Game card authentication activity is at an all-time high
Last month, the number of TCG cards people had graded was closer than ever to eclipsing that in the sports card category. Grading, a prerequisite for listing collectibles for auction on secondary market sites like eBay, can affect the card's price. On a 1-10 scale, cards are graded on their visual appeal based a number of factors that include coloring, centering and condition, with 10 being the highest score.
Professional Sports Authenticator, which holds a majority of the card grading market, saw more than 514,000 TCG cards in July, according to data compiled by GemRate, a company that tracks grading activity; the number of sports cards graded over the same period was about 528,000. That's five times the number of game cards PSA graded two years ago.
A cultural zeitgeist
Less common in the sports cards world, there's genuine star power in the game card collector community, bringing relevance to the collectibles.
Ryan Stuczynski, GemRate's founder, says a spike in grading activity on PSA last year followed a high-profile sale of a rare Pikachu card to YouTube star and provocateur Logan Paul, who Stuczynski credits with keeping momentum high in the market. The influencer, who boasts a YouTube following of more than 23 million, bought the card for a record $5.275 million in 2021, the second-most expensive trading card of any category known to be sold; a mint-condition Mickey Mantle baseball card leads the pack at $12.6 million.
Paul, a wrestler signed to WWE, flaunted his holographic Pokémon prize, wearing the card inside a diamond-encrusted necklace ahead of his headline-grabbing boxing match with former champ Floyd Mayweather.
"It moves it from being like a child thing to something that's a little bit culturally meaningful," Stuczynski said.
The risks of accelerated hype
Hasbro's Magic: The Gathering partnership with Lord of the Rings is one of the tabletop game's latest in a series of recent crossovers.

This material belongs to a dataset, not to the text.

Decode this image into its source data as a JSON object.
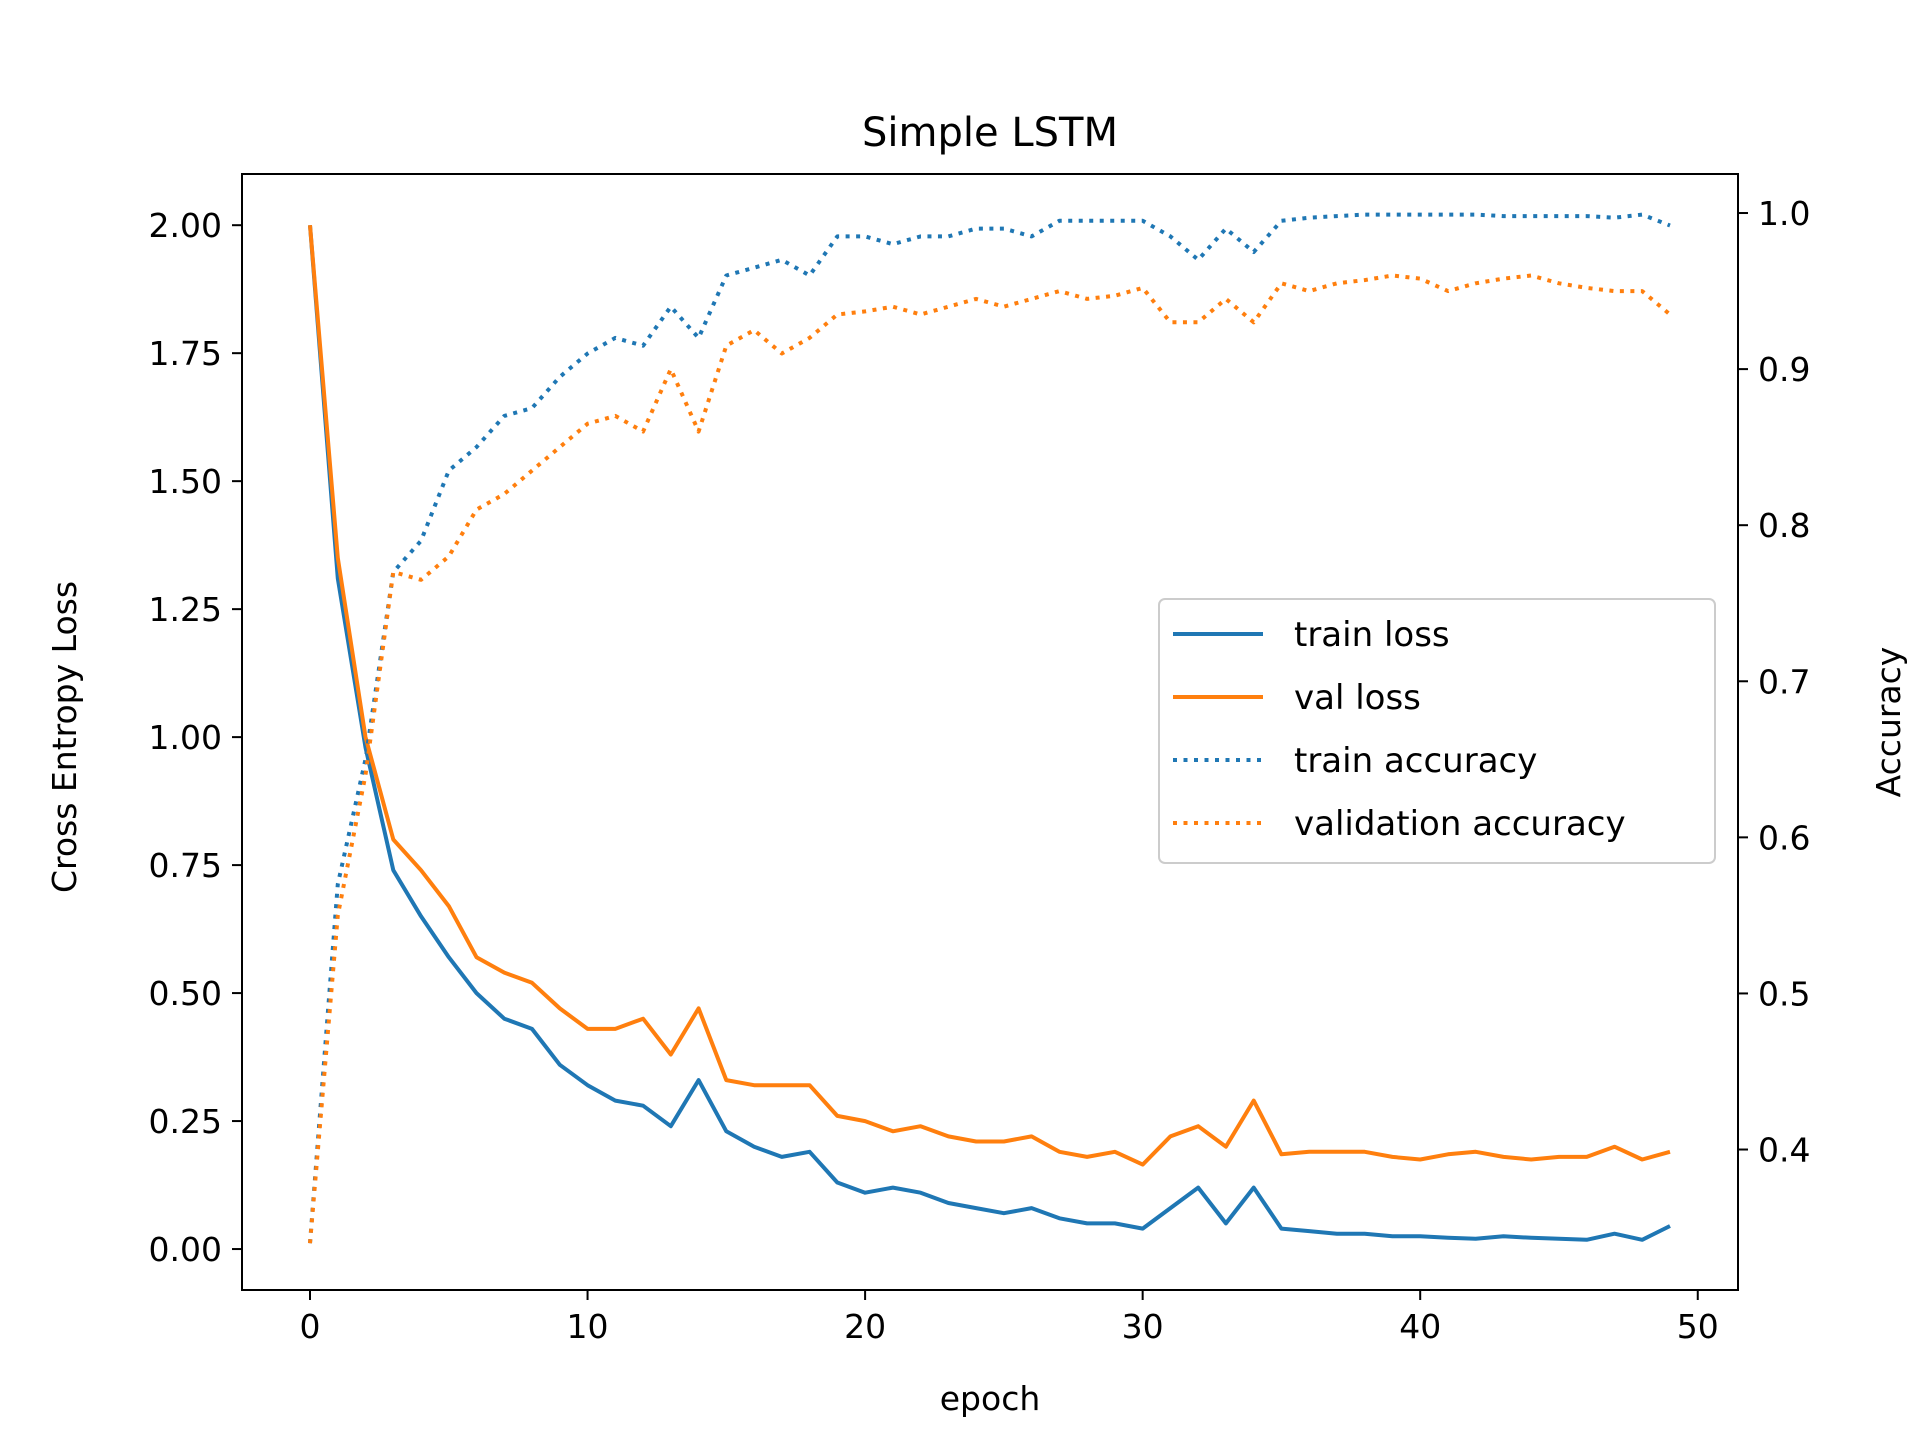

The Post Malone-acquired "One Ring" card was Magic's first one-of-one card release. The strategy follows the sports card playbook of introducing artificial scarcity with new, rare cards.
The success of its release, which set off a bounty war and earned Hasbro some $100 million in product sales, will likely inspire a repeat, says auction house operator Goldin.
"It's gonna lead manufacturers to do more unusual items like the ring card," he said.
But, Goldin adds, if game card companies get too carried away with trying to introduce artificial scarcity into the market in the form of rare card releases, that could lead to inflated pricing, pulling down card value marketwide.
"If something is being produced for the sole purpose of being a collectible, it's less likely that it is going to be valuable over the years, as opposed to something that wasn't intended to be a collectible and just happened to be," he said. Baseball cards, for example, were not originally meant to be collectibles, he added.
Hasbro's rapid output of Magic cards could also disrupt what fans enjoyed about gameplay in the first place. The pace of product has already started to put off some devotees. After the Lord of the Rings collaboration was announced, not everyone was thrilled with the proliferation of card variety.
"The quantity of new cards, the confusion of a billion different arts for each card, and the complexity creep on cards that do 17 different things have all made it hard for me to keep up with [Magic: The Gathering]" one Reddit user wrote.